The story was about a family that traveled to Africa to meet the child they had been sponsoring for years. They had sent him monetary support, exchanged letters and photos, etc. But they were going on a mission trip to his village, and they were actually meeting him face to face.
When they arrived in his village and got to meet him, of course everyone was overjoyed. There were lots of hugs and tears and the emotions you would expect. But the kicker of this story was when this boy took this family to show them his house. He led them through his village and into the jungle (if I recall correctly) until they came upon his dwelling. According to the account, the boy was beaming. SO. PROUD. This was his house!!! He was welcoming these strangers, his faraway family, into his home, and he was just tickled pink about the entire thing. And guess what?
His house was a mud hut.
Dirt floor. Grass roof. No real walls. No real rooms. The whole family lived in one room and they slept on the floor. You can picture it, can’t you? I can. I still can. And this boy was so PROUD of his home. It was his and his family’s and he’d worked so hard for this home. He couldn’t wait to show it off.
Dears, I don’t know about you, but this story was a reality kick in the pants. This boy in this village was so JAZZED to share his mud hut with the family who came to meet him. Was he at all ashamed of it? Um, NO. Because there was nothing to be ashamed of. He worked hard, this abode was his, and he was proud of what he’d done. What he’d made. My guess is he wasn’t busy comparing it to other huts in his village, and certainly not to this visiting family’s home. He was busy being proud. Not in a boastful way, but in an I-take-pride-in-my-work way.
I try to think of this story whenever I am feeling less-than. I even had a co-worker that would say, “Mud hut!” to me whenever I was feeling frustrated with what I had, and I would say the same to her.
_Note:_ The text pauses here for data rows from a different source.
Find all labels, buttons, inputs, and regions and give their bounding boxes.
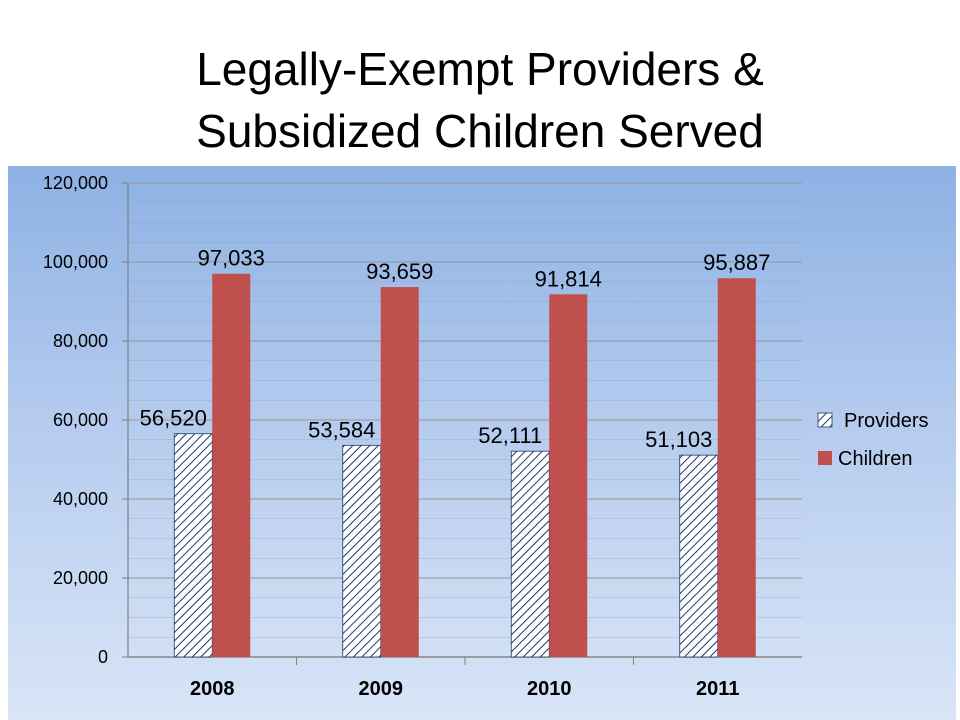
data-label: 97,033 — [198, 246, 265, 271]
x-tick-label: 2008 — [190, 678, 235, 700]
x-tick-label: 2009 — [359, 678, 404, 700]
data-label: 56,520 — [140, 406, 207, 431]
x-tick-label: 2011 — [696, 678, 739, 700]
title-line-2: Subsidized Children Served — [196, 105, 764, 157]
data-labels: 56,520 53,584 52,111 51,103 97,033 93,659 91,8… — [140, 246, 771, 452]
y-tick-label: 60,000 — [53, 410, 108, 430]
bar-children — [549, 294, 588, 657]
bar-children — [380, 287, 419, 657]
y-tick-label: 40,000 — [53, 489, 108, 509]
y-tick-label: 0 — [98, 647, 108, 667]
data-label: 51,103 — [645, 427, 712, 452]
bars — [173, 273, 756, 658]
y-tick-label: 80,000 — [53, 331, 108, 351]
bar-providers — [173, 433, 213, 658]
legend: Providers Children — [817, 410, 928, 470]
bar-providers — [342, 444, 382, 658]
data-label: 91,814 — [535, 266, 602, 291]
legend-swatch-providers — [817, 412, 833, 428]
chart-panel — [8, 166, 956, 720]
bar-providers — [510, 450, 550, 658]
legend-swatch-children — [818, 451, 832, 465]
data-label: 95,887 — [703, 250, 770, 275]
y-tick-label: 100,000 — [43, 252, 108, 272]
bar-children — [212, 273, 251, 657]
data-label: 52,111 — [478, 423, 542, 448]
axes: 0 20,000 40,000 60,000 80,000 100,000 120,000 2… — [43, 173, 802, 700]
data-label: 53,584 — [308, 417, 375, 442]
legend-label-providers: Providers — [844, 410, 928, 432]
bar-providers — [679, 454, 719, 658]
data-label: 93,659 — [366, 259, 433, 284]
slide-title: Legally-Exempt Providers & Subsidized Ch… — [0, 38, 960, 162]
legend-label-children: Children — [838, 448, 912, 470]
y-tick-label: 20,000 — [53, 568, 108, 588]
title-line-1: Legally-Exempt Providers & — [196, 43, 764, 95]
y-tick-label: 120,000 — [43, 173, 108, 193]
bar-children — [717, 278, 756, 657]
x-tick-label: 2010 — [527, 678, 572, 700]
It’s a really quick, easy way to remind yourself to be grateful. Grateful for what you have and who you have. Grateful for your little life.
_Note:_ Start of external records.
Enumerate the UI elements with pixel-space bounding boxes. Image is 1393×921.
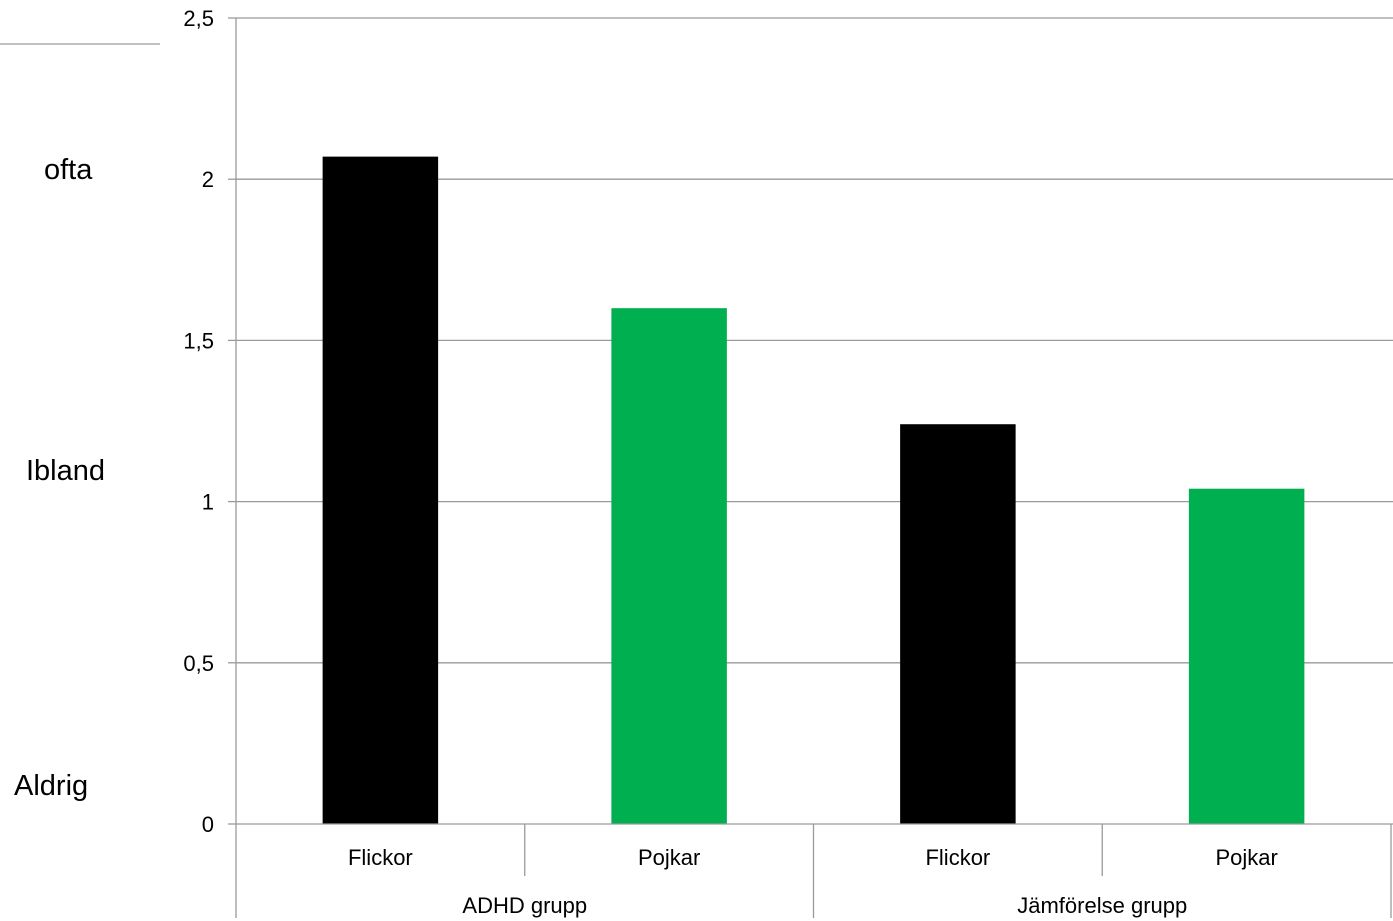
y-tick-label: 1,5: [183, 328, 214, 353]
group-label: ADHD grupp: [462, 893, 587, 918]
side-label-ibland: Ibland: [26, 454, 106, 487]
y-tick-label: 2: [202, 167, 214, 192]
y-tick-label: 0: [202, 812, 214, 837]
tick-labels: 0 0,5 1 1,5 2 2,5 Flickor Pojkar Flickor Pojkar AD…: [183, 6, 1277, 918]
side-label-aldrig: Aldrig: [14, 770, 89, 802]
bar: [900, 424, 1016, 824]
side-label-ofta: ofta: [44, 154, 93, 187]
bar: [611, 308, 727, 824]
y-tick-label: 1: [202, 490, 214, 515]
category-label: Pojkar: [1215, 845, 1277, 870]
y-tick-label: 2,5: [183, 6, 214, 31]
bars: [322, 156, 1305, 824]
axes: [228, 17, 1393, 918]
category-label: Flickor: [925, 845, 990, 870]
category-label: Pojkar: [638, 845, 700, 870]
group-label: Jämförelse grupp: [1017, 893, 1187, 918]
category-label: Flickor: [348, 845, 413, 870]
bar: [1188, 488, 1305, 824]
y-tick-label: 0,5: [183, 651, 214, 676]
bar: [322, 156, 439, 824]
So the story of the mud hut led me to gratitude journaling. If this boy could be grateful for his home, then I could certainly be grateful for what I had. I am crazy-blessed and I know it. I started recording it, and haven’t looked back since. It’s been a game-changer for me for sure.
Very Basic How-To
I encourage you to try a gratitude journal yourself! I simply keep a document on my computer that I add to, but I’ve also kept paper journals in the past. I aim for five things I am grateful for each morning. I like doing this journaling in the morning, because it shifts my mindset to positive rather than negative. Of course, the format of a gratitude journal is completely dependent on the user, so you do you here. Photo journal? Collage? Go for it!!! You can’t do this wrong, I promise. I am sure you will find that once you get started, the things you are grateful for multiply right before your eyes. Enjoy!!!
Side note: The things you are grateful for don’t have to be BIG things. Example: At the school where I teach, we were without toilets for two days. I had to take 19 5-year-olds out to porta-potties in the rain and snow. So yesterday, I was thankful for indoor plumbing. It’s the little things that make you smile, ya know? Happy journaling!